KhronosGroup / SPIRV-LLVM-Translator

A tool and a library for bi-directional translation between SPIR-V and LLVM IR
Other
468 stars 209 forks source link

Missing dimidx checks when translating get_global_offset #2638

Open bashbaug opened 2 months ago

bashbaug commented 2 months ago

For the following kernel, the dimidx value passed to get_global_offset will be out-of-range for at least some calls regardless of the value of j:

kernel void dynamic(global int* out, int j) {
    out[0] = get_global_offset(j-2);
    out[1] = get_global_offset(j-1);
    out[2] = get_global_offset(j);
    out[3] = get_global_offset(j+1);
    out[4] = get_global_offset(j+2);
}

The OpenCL C spec has defined out-of-range behavior for get_global_offset though, so this program is correct:

Valid values of dimindx are 0 to get_work_dim() - 1. For other values, get_global_offset() returns 0.

However, when I generate SPIR-V using Clang and the SPIR-V LLVM Translator there are no range checks:

    %dynamic = OpFunction %void None %9
         %11 = OpFunctionParameter %_ptr_CrossWorkgroup_uint
         %12 = OpFunctionParameter %uint
         %13 = OpLabel
         %15 = OpIAdd %uint %12 %uint_4294967294
         %16 = OpLoad %v3ulong %__spirv_BuiltInGlobalOffset Aligned 32
         %17 = OpVectorExtractDynamic %ulong %16 %15
         %18 = OpUConvert %uint %17
               OpStore %11 %18 Aligned 4
         %20 = OpIAdd %uint %12 %uint_4294967295
         %21 = OpLoad %v3ulong %__spirv_BuiltInGlobalOffset Aligned 32
         %22 = OpVectorExtractDynamic %ulong %21 %20
         %23 = OpUConvert %uint %22
         %25 = OpInBoundsPtrAccessChain %_ptr_CrossWorkgroup_uint %11 %ulong_1
               OpStore %25 %23 Aligned 4
         %26 = OpLoad %v3ulong %__spirv_BuiltInGlobalOffset Aligned 32
         %27 = OpVectorExtractDynamic %ulong %26 %12
         %28 = OpUConvert %uint %27
         %30 = OpInBoundsPtrAccessChain %_ptr_CrossWorkgroup_uint %11 %ulong_2
               OpStore %30 %28 Aligned 4
         %32 = OpIAdd %uint %12 %uint_1
         %33 = OpLoad %v3ulong %__spirv_BuiltInGlobalOffset Aligned 32
         %34 = OpVectorExtractDynamic %ulong %33 %32
         %35 = OpUConvert %uint %34
         %37 = OpInBoundsPtrAccessChain %_ptr_CrossWorkgroup_uint %11 %ulong_3
               OpStore %37 %35 Aligned 4
         %39 = OpIAdd %uint %12 %uint_2
         %40 = OpLoad %v3ulong %__spirv_BuiltInGlobalOffset Aligned 32
         %41 = OpVectorExtractDynamic %ulong %40 %39
         %42 = OpUConvert %uint %41
         %44 = OpInBoundsPtrAccessChain %_ptr_CrossWorkgroup_uint %11 %ulong_4
               OpStore %44 %42 Aligned 4
               OpReturn
               OpFunctionEnd

I think there needs to be some sort of dimidx check when translating get_global_offset, to have the proper out-of-range behavior. These will be removed in most common cases, such as when the dimidx is an integer literal, but they will probably need to be preserved when the index is unknown like it is in the example above.

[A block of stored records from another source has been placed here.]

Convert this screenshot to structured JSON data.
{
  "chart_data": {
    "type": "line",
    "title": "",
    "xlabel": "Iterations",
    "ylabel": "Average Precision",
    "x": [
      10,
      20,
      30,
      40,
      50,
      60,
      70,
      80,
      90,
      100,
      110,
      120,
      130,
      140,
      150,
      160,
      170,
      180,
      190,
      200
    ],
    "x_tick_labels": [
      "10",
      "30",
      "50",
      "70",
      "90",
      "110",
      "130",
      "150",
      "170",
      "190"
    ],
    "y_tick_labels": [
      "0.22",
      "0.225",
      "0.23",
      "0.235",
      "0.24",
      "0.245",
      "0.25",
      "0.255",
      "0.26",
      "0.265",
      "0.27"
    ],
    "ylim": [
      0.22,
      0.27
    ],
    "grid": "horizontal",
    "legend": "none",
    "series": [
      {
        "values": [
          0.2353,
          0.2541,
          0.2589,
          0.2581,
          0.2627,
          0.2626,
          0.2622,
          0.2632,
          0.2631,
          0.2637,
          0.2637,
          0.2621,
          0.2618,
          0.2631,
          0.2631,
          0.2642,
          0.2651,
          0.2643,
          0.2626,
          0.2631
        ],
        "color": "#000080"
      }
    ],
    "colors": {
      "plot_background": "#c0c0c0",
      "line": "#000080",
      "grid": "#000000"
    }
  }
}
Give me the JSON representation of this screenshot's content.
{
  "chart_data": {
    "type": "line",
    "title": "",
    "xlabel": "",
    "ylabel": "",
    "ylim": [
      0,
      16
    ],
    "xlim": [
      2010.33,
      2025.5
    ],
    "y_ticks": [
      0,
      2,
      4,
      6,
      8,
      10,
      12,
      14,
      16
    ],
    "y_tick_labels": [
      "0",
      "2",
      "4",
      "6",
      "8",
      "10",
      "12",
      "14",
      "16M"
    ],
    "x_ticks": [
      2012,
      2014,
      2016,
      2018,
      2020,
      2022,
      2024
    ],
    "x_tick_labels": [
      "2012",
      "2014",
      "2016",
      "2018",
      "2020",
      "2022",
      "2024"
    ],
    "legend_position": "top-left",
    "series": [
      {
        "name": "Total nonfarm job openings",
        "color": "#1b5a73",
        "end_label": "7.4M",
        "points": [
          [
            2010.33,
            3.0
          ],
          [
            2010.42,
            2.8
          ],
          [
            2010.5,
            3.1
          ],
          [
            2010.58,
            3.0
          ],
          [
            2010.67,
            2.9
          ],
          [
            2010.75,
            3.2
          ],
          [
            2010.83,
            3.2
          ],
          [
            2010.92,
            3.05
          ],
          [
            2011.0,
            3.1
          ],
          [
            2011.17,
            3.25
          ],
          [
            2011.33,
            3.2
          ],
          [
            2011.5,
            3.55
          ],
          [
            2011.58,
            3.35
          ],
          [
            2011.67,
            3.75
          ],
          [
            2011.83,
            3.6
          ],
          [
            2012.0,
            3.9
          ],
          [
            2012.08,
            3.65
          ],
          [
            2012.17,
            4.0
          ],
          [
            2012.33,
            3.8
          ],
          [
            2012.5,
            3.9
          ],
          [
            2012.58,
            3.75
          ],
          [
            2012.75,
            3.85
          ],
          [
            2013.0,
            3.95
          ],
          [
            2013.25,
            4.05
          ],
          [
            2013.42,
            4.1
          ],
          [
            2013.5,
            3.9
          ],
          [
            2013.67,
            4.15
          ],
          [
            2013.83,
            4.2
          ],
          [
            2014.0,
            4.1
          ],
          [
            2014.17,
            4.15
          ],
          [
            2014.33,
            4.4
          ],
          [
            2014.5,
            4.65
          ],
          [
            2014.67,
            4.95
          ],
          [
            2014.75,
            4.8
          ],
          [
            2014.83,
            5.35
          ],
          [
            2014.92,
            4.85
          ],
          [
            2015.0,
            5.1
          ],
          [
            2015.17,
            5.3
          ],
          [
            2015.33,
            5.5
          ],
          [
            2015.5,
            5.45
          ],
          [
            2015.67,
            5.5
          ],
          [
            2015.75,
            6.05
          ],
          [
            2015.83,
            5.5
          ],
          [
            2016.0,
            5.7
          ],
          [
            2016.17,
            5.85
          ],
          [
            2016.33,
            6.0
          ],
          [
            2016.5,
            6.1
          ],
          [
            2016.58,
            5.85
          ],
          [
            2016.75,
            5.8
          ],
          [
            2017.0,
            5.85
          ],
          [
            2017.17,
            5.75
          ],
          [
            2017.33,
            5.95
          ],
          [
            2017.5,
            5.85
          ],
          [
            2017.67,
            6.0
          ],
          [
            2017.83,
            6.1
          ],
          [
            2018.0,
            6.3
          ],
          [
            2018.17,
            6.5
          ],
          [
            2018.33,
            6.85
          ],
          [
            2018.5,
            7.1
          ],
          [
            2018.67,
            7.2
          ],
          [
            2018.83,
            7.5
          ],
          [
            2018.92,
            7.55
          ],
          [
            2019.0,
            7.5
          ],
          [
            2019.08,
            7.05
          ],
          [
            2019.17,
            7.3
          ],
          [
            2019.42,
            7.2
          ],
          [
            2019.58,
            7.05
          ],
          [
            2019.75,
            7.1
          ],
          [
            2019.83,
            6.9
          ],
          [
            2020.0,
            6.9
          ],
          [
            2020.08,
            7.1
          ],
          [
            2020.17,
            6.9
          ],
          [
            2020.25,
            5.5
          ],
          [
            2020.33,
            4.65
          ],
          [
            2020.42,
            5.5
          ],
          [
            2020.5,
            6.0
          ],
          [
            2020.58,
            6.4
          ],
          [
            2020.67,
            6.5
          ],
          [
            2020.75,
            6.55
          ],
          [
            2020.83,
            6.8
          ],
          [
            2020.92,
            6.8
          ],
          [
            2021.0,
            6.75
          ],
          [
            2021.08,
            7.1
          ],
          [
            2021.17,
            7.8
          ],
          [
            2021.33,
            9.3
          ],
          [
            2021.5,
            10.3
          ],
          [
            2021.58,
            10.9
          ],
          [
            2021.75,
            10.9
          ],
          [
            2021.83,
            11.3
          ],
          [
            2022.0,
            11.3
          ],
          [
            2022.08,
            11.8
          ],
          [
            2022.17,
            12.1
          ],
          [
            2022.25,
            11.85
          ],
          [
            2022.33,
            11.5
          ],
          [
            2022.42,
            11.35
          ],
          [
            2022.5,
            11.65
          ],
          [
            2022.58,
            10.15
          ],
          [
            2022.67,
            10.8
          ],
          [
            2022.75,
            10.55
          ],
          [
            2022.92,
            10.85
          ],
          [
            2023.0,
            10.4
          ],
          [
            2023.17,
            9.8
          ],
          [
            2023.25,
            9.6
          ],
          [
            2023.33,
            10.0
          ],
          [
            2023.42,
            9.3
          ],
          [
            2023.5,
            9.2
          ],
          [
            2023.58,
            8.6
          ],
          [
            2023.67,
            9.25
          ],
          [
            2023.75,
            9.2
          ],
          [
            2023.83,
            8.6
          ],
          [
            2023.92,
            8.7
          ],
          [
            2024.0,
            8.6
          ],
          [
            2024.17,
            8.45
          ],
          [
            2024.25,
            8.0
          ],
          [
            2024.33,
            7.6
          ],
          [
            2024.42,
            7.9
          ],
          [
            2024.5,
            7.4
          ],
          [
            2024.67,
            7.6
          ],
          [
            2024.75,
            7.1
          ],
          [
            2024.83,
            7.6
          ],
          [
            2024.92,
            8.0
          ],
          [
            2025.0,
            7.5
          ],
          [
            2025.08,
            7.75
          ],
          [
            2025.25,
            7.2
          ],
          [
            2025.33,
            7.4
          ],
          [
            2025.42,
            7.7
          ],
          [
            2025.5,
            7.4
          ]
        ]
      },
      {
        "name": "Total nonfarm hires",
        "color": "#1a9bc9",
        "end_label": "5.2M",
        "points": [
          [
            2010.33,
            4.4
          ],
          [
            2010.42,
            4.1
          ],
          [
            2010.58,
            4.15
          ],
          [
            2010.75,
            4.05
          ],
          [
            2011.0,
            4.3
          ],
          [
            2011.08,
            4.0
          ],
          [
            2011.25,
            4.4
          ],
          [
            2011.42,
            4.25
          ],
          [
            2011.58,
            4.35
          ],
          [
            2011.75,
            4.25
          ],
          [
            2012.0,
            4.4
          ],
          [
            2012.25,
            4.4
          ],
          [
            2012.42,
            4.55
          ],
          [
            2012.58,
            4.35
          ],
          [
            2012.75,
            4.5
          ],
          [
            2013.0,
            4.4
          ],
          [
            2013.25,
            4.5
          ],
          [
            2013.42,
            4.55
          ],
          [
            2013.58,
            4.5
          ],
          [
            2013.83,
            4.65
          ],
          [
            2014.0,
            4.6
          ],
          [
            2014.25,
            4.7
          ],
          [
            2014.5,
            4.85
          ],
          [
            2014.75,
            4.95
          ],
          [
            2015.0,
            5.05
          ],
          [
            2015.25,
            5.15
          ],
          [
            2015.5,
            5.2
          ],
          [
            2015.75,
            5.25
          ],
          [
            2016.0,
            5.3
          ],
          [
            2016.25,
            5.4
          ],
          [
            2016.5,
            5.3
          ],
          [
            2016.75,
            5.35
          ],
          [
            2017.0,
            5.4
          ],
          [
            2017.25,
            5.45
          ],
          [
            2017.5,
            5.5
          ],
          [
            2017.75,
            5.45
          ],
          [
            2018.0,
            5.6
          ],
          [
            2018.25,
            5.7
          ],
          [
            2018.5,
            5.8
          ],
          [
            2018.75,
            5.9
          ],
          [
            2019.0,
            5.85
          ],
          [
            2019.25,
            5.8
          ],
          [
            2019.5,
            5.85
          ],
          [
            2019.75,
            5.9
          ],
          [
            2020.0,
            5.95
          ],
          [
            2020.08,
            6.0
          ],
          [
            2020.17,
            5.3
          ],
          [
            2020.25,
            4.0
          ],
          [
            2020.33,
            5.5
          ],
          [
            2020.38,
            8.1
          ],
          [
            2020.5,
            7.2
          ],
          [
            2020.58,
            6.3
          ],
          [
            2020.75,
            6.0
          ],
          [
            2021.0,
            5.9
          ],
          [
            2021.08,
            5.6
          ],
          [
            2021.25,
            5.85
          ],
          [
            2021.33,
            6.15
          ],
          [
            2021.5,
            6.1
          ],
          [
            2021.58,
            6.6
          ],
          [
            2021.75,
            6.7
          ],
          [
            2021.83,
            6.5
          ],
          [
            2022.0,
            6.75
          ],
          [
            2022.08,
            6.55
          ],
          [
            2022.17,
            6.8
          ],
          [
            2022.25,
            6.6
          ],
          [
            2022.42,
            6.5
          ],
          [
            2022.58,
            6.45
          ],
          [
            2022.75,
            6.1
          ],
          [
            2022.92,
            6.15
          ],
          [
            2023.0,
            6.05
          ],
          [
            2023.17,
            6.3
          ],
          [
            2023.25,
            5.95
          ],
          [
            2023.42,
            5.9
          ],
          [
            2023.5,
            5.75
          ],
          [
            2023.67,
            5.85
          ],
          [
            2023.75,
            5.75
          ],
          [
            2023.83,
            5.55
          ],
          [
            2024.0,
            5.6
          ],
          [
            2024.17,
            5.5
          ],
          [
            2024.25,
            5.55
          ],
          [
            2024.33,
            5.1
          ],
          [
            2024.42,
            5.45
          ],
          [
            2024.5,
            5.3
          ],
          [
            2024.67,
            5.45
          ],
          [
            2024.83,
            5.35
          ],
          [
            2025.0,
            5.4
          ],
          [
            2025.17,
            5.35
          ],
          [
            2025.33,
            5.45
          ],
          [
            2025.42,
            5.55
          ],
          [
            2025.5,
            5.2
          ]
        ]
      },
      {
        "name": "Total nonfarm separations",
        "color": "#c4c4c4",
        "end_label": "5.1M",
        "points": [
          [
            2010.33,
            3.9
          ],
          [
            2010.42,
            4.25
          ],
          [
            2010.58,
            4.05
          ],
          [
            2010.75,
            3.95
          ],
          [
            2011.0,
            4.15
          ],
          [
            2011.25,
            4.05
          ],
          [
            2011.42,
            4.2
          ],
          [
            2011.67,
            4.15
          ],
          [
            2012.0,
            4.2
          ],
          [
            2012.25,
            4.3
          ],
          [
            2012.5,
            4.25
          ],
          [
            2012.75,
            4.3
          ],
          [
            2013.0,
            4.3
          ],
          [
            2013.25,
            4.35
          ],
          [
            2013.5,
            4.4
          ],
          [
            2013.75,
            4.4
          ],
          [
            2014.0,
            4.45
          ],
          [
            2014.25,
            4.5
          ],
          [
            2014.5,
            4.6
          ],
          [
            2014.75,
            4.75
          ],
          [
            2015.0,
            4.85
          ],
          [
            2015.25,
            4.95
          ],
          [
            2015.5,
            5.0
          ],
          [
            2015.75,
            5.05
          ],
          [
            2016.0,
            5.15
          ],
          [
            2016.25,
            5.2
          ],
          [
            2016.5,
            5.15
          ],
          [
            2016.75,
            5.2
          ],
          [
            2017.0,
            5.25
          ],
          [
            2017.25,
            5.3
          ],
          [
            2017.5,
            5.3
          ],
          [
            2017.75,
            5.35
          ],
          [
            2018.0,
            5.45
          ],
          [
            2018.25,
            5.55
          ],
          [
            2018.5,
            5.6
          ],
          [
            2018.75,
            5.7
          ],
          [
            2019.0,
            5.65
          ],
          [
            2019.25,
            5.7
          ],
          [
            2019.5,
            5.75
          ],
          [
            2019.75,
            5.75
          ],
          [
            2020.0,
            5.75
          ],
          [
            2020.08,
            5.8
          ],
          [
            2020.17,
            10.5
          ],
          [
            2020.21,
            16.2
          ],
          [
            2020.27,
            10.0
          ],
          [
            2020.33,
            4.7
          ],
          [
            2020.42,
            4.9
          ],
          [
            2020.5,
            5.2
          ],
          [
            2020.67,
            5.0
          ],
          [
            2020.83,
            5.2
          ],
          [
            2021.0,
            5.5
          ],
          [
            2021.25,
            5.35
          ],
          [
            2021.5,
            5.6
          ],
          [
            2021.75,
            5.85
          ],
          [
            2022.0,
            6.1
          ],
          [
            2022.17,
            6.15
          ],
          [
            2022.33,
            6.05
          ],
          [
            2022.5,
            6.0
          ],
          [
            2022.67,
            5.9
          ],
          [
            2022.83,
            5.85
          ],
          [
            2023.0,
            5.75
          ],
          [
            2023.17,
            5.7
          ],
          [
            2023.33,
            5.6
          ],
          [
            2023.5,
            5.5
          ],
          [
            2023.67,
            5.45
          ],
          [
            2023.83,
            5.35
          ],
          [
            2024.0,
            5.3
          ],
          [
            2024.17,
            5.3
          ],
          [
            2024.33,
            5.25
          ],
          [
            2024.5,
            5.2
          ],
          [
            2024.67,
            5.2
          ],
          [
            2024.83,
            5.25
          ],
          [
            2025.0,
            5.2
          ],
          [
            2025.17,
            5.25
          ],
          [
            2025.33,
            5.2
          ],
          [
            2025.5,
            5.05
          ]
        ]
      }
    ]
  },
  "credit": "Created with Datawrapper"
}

Since the OpenCL SPIR-V Environment spec requires the GlobalOffset BuiltIn to have three components we probably can use that to simplify the range checks vs. querying the work dimension?

As an aside, we should also clarify in the OpenCL SPIR-V Environment spec what happens to the upper components of the GlobalOffset BuiltIn (and other vector built-ins) when the ND-range dimension is smaller than three.

karolherbst commented 2 months ago

I think this depends on how much the OpenCL C spec defines those builtins. There is the The mapping from an OpenCL C built-in function to the SPIR-V BuiltIn is informational and non-normative. sentence, but not quite sure if that actually defines anything.

Which means, that those builtins aren't defined as not even the core SPIR-V spec defines them. So I think technically using all of those builtins is strictly speaking undefined behavior to begin with and I was already wondering if something should be done about that.

karolherbst commented 2 months ago

On the other hand, out of bound accesses are also not defined, so maybe that's a good reason on why to fix it in the translator.